Nötigung an der Bregenzer Pipeline

VN / 23.01.2025 • 17:38 Uhr
blaulicht gericht
Die Angeklagten fielen vor Gericht durch ihre gute Laune auf. Eckert

Vier junge Syrer “enterten” fremdes Schlauchboot und belästigten Mädchen.

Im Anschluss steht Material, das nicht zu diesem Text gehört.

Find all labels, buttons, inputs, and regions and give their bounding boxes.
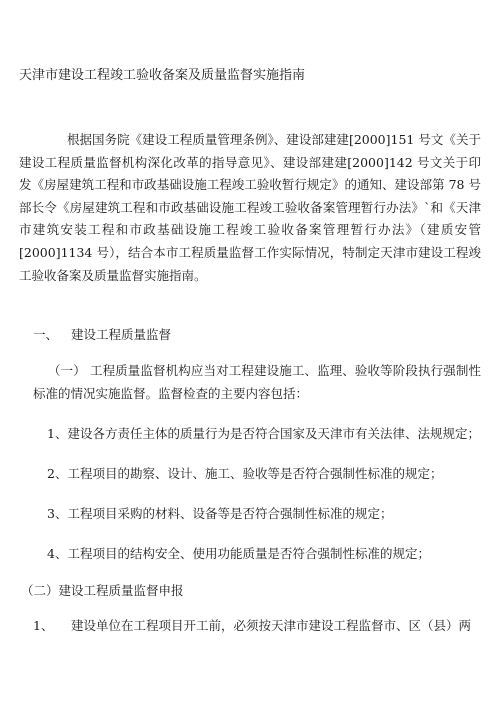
list-item: 2、工程项目的勘察、设计、施工、验收等是否符合强制性标准的规定； [47, 466, 443, 481]
list-item: 3、工程项目采购的材料、设备等是否符合强制性标准的规定； [47, 506, 393, 521]
section-1-heading [33, 327, 171, 343]
list-item: 1、建设各方责任主体的质量行为是否符合国家及天津市有关法律、法规规定； [47, 426, 480, 441]
subsection-2-heading: （二）建设工程质量监督申报 [21, 583, 184, 598]
subsection-1-paragraph: （一） 工程质量监督机构应当对工程建设施工、监理、验收等阶段执行强制性标准的情况实施监督。监督检查的主要内容包括： [33, 363, 481, 401]
list-item [33, 618, 471, 634]
section-1-number: 一、 [33, 327, 59, 342]
intro-paragraph: 根据国务院《建设工程质量管理条例》、建设部建建[2000]151 号文《关于建设工程质量监督机构深化改革的指导意见》、建设部建建[2000]142 号文关于印发《房屋建筑工程和市政基础设施工程竣工验收暂行规定》的通知、建设部第 78 号部长令《房屋建筑工程和市政基础设施工程竣工验收备案管理暂行办法》`和《天津市建筑安装工程和市政基础设施工程竣工验收备案管理暂行办法》（建质安管[2000]1134 号），结合本市工程质量监督工作实际情况，特制定天津市建设工程竣工验收备案及质量监督实施指南。 [19, 132, 481, 283]
list-item: 4、工程项目的结构安全、使用功能质量是否符合强制性标准的规定； [47, 546, 430, 561]
list-item-number: 1、 [33, 618, 54, 633]
section-1-heading-text: 建设工程质量监督 [71, 327, 172, 342]
list-item-text: 建设单位在工程项目开工前，必须按天津市建设工程监督市、区（县）两 [71, 618, 472, 633]
document-title: 天津市建设工程竣工验收备案及质量监督实施指南 [19, 68, 306, 83]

Feldkirch Die vier angeklagten Syrer erscheinen in großer Begleitung von Freunden und Verwandten zur Verhandlung am Landesgericht Feldkirch. Am Gang wird gelacht, man spielt die „Lässigen“. Im Juni vergangenen Jahres hatten die vier Flüchtlinge, damals im Alter zwischen 14 und 17, jedenfalls „ihren“ Spaß. Nur teilte den niemand, vor allem nicht jene drei Jugendlichen, die gemeinsam in einem Schlauchboot in der Nähe des Steges an der Pipeline in Bregenz gemütlich baden wollten. Sowohl die 14-Jährige als auch ihre 17-jährige Freundin haben sogar im Zeugenstand Angst vor den vier jungen Männern. Die eine kämpft mit den Tränen, die andere ist völlig aufgelöst. Die Übergriffe der vier Angeklagten haben sie bis heute noch nicht verkraftet.

Überrascht

Erst schwammen die Syrer zu dem Schlauchboot, das nur wenige Meter vom Strand entfernt trieb. Sie kletterten ins Boot und stießen die drei ins Wasser. Zum Teil schlugen sie ihnen mit dem Paddel auf die Hände, zum Teil mit den Fäusten. Die Jugendlichen wurden unter Wasser gedrückt, ein Video wurde gedreht. Vor allem einer der Syrer kannte keine Grenzen. Er zog die 17-Jährige wieder ins Boot, kniete sich hinter sie und stieß mit der Hüfte grob gegen sie. „Das sollte symbolisieren, dass er mich jetzt von hinten packt“, erzählte die junge Frau eingeschüchtert vor der Polizei. Der Bursche hielt sie mehrere Sekunden fest im Griff und rieb sein Glied am Gesäß des Opfers. Vor Gericht wird deutlich, wie schwer dieser Vorfall das Mädchen belastet.

Angst gehabt

Auch der 14-jährige Junge, der Opfer der Übergriffe wurde, zeigt sich verängstigt und schildert mit den Mädchen übereinstimmend die Szenen. Das „Publikum“ hingegen grinst sich zu, scheint belustigt und gut gelaunt zu sein. Einer der Angeklagten ist der Staatsanwaltschaft bereits wegen Diebstahl und gefährlicher Drohung bekannt, verurteilt wurde er allerdings noch nie. Während die Verteidiger anfangs erklären, ihre Mandanten wären geständig und würden Verantwortung übernehmen, überlegt es sich das Quartett anders und sagt auffallend übereinstimmend: „Wir haben nichts falsch gemacht, niemanden gestoßen, nichts getan, alles war nur Spaß“. Richter Dietmar Nußbaumer verurteilt alle wegen Nötigung, einen zusätzlich wegen sexueller Belästigung. Die Strafen: 360 Euro, die Hälfte davon bedingt für drei Angeklagte. Der Vierte erhält 480 Euro, ebenfalls zur Hälfte bedingt. Der sexuelle Übergriff kostet den einen Angeklagten zusätzlich 500 Euro Teilschmerzengeld. Das Urteil ist nicht rechtskräftig.